Nel 2010, furono scoperte attività anomale nei server forniti al Pentagono dalla Super Micro Computer, società di San Jose fondata nel 1993 dall’ingegnere taiwanese Charles Liang con alcuni siti di produzione in Cina. Sul caso, fu notato che erano state caricate delle istruzioni non autorizzate che permettevano di copiare segretamente i dati e di inviarli alle autorità di Pechino. Non ci sono prove che siano stati sottratti dettagli sulle operazioni militari. Tuttavia, gli aggressori hanno ottenuto l’accesso a una mappa parziale delle reti non classificate del Dipartimento della Difesa.

Quattro anni più tardi, anche il team di sicurezza di Intel individuò una violazione nella rete aziendale a causa di un aggiornamento manomesso del firmware scaricato dal sito web di Supermicro. Gli analisti collegarono questa interferenza alle attività di APT 17, un gruppo hacker vicino al Governo di Pechino.

Infine, nel 2018, Supermicro finì nuovamente sotto i riflettori dopo che un’inchiesta del Bloomberg Businessweek svelò come l’azienda avesse fornito ad alcune importanti compagnie, come Apple e Amazon, dispositivi con all’interno chip utilizzati dall’Esercito Popolare di Liberazione (PLA) per operazioni di spionaggio.

Gli agenti dell’intelligence statunitense riuscirono a risalire ai componenti malevoli seguendo a ritroso la catena di fornitura di Supermicro, dal momento che le schede dei dispositivi hanno numeri di serie che riconducono a fabbriche specifiche.
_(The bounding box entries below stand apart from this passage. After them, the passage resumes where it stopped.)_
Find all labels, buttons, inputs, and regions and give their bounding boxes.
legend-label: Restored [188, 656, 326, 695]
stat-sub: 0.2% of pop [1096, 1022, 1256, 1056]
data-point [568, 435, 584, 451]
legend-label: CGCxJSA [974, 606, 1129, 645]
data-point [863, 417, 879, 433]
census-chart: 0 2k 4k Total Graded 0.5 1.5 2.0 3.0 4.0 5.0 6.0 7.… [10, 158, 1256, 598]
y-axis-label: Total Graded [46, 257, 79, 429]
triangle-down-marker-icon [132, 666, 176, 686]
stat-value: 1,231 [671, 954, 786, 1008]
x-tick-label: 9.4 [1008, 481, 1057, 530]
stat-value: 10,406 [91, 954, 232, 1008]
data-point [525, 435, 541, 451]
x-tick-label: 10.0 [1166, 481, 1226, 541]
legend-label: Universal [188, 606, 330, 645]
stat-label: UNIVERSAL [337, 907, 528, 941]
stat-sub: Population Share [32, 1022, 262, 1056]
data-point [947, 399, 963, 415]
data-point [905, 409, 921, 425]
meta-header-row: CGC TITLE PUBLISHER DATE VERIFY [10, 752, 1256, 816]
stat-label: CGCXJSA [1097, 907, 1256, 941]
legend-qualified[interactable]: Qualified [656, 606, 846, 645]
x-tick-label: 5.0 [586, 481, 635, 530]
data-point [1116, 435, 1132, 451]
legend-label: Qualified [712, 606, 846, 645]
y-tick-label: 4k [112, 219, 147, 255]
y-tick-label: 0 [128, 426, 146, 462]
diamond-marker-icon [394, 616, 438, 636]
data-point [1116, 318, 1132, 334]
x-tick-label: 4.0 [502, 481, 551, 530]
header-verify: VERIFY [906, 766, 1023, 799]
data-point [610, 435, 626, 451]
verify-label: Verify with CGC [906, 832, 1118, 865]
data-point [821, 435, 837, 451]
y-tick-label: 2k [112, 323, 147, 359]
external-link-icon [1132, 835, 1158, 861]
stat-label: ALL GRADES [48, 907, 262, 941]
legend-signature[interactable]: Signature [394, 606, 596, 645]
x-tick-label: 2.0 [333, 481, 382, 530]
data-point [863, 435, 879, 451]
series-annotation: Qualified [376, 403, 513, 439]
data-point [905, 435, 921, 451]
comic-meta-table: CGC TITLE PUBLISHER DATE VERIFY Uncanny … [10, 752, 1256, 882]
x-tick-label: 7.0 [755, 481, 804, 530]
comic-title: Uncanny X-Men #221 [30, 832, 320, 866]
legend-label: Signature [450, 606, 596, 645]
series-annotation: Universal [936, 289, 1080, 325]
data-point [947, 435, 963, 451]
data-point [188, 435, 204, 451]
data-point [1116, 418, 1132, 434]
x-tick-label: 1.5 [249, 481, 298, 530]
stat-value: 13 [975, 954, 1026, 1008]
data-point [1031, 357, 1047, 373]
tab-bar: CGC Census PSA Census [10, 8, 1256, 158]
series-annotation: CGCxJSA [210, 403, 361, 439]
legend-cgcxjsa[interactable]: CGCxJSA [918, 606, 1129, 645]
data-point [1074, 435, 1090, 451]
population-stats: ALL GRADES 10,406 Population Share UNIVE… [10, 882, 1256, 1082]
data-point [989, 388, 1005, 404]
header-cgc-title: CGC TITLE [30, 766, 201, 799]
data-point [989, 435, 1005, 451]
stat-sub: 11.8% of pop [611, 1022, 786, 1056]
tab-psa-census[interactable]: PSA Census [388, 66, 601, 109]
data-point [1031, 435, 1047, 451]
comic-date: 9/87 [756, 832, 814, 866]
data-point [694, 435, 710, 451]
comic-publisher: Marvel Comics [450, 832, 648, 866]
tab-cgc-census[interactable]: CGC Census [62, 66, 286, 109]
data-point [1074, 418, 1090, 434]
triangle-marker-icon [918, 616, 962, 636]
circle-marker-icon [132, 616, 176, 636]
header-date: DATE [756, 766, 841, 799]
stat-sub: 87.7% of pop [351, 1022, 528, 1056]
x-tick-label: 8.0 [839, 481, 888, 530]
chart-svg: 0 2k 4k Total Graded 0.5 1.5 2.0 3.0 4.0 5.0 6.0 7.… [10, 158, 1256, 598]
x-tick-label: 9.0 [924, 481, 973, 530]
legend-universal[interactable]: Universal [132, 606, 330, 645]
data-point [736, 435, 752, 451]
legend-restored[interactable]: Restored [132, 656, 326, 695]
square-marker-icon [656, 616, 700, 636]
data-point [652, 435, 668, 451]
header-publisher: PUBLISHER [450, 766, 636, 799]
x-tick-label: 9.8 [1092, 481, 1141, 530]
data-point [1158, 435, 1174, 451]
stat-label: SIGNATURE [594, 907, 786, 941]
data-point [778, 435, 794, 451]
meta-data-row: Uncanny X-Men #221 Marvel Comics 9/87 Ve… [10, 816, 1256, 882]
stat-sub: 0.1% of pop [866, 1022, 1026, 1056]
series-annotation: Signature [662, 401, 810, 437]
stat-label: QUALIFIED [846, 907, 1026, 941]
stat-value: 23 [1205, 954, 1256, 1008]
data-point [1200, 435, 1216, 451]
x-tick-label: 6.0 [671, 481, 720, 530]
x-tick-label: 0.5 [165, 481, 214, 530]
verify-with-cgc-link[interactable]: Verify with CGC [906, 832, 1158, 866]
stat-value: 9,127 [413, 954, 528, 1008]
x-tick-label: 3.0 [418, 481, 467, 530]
Nonostante queste problematiche abbiano sollecitato a rivedere gli accordi siglati con fornitori cinesi, la carenza di chip a livello globale ha spinto numerose aziende, tra cui la Intel, ad aumentare la loro produzione in Cina, suscitando preoccupazioni da parte di Washington.

Per far fronte a questa criticità, il Congresso degli Stati Uniti ha recentemente emanato il Chips and Science Act, il quale stanzia più di 52 miliardi di dollari per la produzione domestica di chip per computer, oltre ad altri miliardi in crediti d’imposta per incoraggiare gli investimenti nel settore.